Größere Pumpwerke haben Notstromaggregate

„Das Kanalnetz speichert das Abwasser. In den Pumpwerken gibt es aber keine Notstromversorgung“, berichtete der technische Leiter des Abwasserverbandes, Thomas Buchta. Bernhard Schäfer, als technischer Geschäftsführer des Eigenbetriebs Umwelttechnik der Stadt Baden-Baden auch für die Gemeinschaftskläranlage Baden-Baden/Sinzheim zuständig, berichtete, dass die größeren Pumpwerke mit Notstromaggregaten ausgestattet sind.

Bei einem Stromausfall vertraut Jürgen Matheis, Fachbereichsleiter Bauen und Verkehr bei der Stadt Rastatt, „auf die Pufferfunktion im Kanalnetz“. Das Wasser werde bis zu mehreren Tagen gespeichert. Mit anderen Folgen beim Wegbleiben von Strom verglichen, sei die Stromausfallproblematik im Abwasserbereich nachrangig zu behandeln. Es müsste zudem schon sehr stark und lange regnen, bevor hier etwas passiert. „Bevor Pumpwerke für teures Geld nachgerüstet werden, wäre zuerst eine Risikobewertung nötig“, so Matheis.

Bischweiers Bürgermeister Robert Wein war mit dieser Feststellung nicht ganz einverstanden und entgegnete, dass mit einer solchen Aussage „das falsche Signal an die Öffentlichkeit“ gesandt werde.

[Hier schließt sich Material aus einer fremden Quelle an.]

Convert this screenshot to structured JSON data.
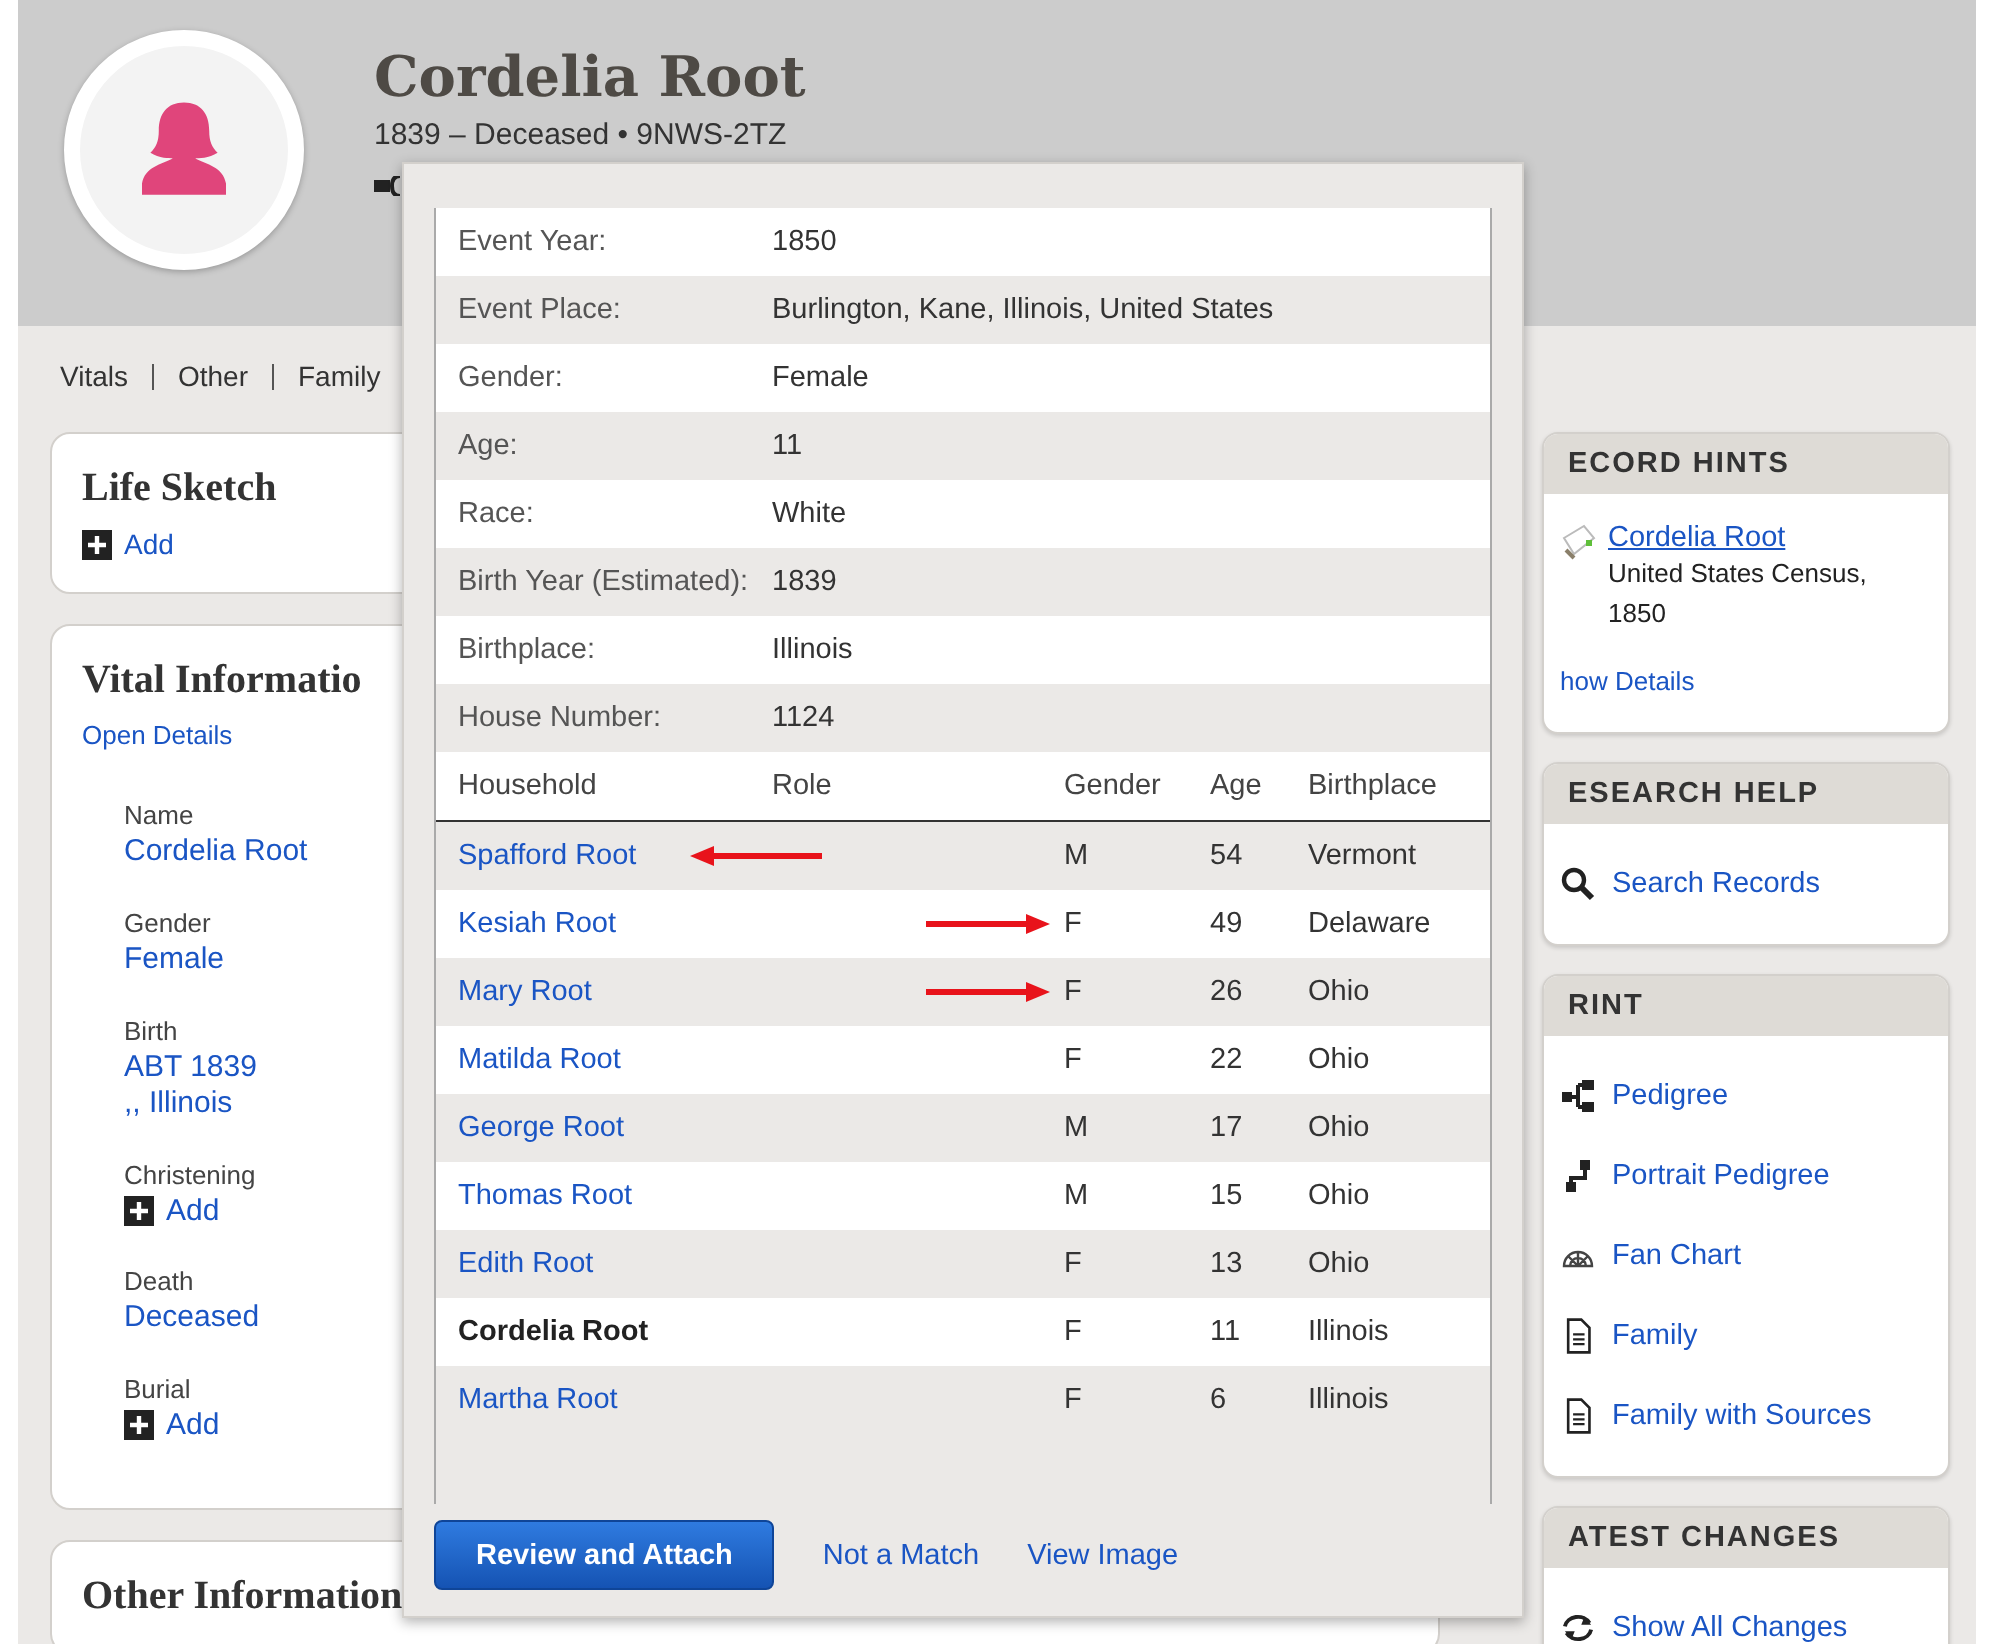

Mußlers Anfrage will der stellvertretende Verbandsvorsitzende, Gaggenaus Oberbürgermeister Christof Florus, als Auftrag mitnehmen. Er werde sich ans Land wenden und das Gremium dann über das Ergebnis informieren.

Funktionierende Stromversorgung
von großer Wichtigkeit

Eine funktionierende Stromversorgung sei für die Abwasserbeseitigung, den Betrieb von Kläranlagen und Hebewerken, von großer Wichtigkeit, da sonst mit einer „erheblichen Umwelt- und Gesundheitsgefährdung“ zu rechnen sei. Das steht so im „Musternotfallplan Stromausfall“ des Regierungspräsidiums Karlsruhe zu lesen. Dieser enthält Handlungsempfehlungen zur Vorbereitung auf einen flächendeckenden und lang anhaltenden Stromausfall.

In einer vom Umweltministerium Baden-Württemberg geförderten „Untersuchung der Auswirkungen eines längeren Stromausfalls auf die Gewässerbelastung durch abwassertechnische Anlagen“ der Universität Stuttgart heißt es, dass der längerfristige Stromausfall und die daraus resultierenden Auswirkungen auf Kläranlagenbetrieb und Gewässerbelastung in der Forschung bislang keine Rolle spielten, „da davon ausgegangen wurde, dass Stromausfälle kein ernsthaftes Problem für Kläranlagen darstellen“.

Längere Stromausfälle keine Einzelfälle

Die meisten Anlagen nutzen das anfallende Klärgas in Blockheizkraftwerken (BHKW), die in Kraft-Wärme-Kopplung (KWK) betrieben werden. Kurzfristige Stromausfälle könnten somit zwar energetisch kompensiert werden. Die Frage, wie lange der Strom- und Wärmebedarf aber gesichert ist, bleibe allerdings völlig offen. Aktuelle Ereignisse zeigten indes, dass längere Stromausfälle heute keineswegs als Einzelfälle zu werten sind. Mögliche Folgen für den Verfahrensprozess der Kläranlage, die Ablaufqualität und die Gewässerbelastung seien noch nicht umfassend abgeschätzt worden. Es lägen auch keine gesicherten Daten darüber vor, wie lange die Energieversorgung selbst in Kläranlagen mit BHKW und Notstromaggregaten gewährleistet ist.

Zunahme von „Starkregenereignissen“

Durch Kläranlagen, die weder über BHKW noch über Notstromaggregate verfügen, sei selbst bei kürzeren Stromausfällen mit einer „Verschlechterung der Ablaufqualität und einer steigenden Gewässerbelastung“ zu rechnen. Dass infolge des Klimawandels langfristig eine Zunahme von „Starkregenereignissen“ zu erwarten ist, zeigen die Szenarien verschiedener regionaler Klimamodelle. Demnach könne auch die Kapazität eines Klärwerks bei länger anhaltenden oder starken Niederschlägen „künftig häufiger für eine begrenzte Zeitspanne überschritten werden“.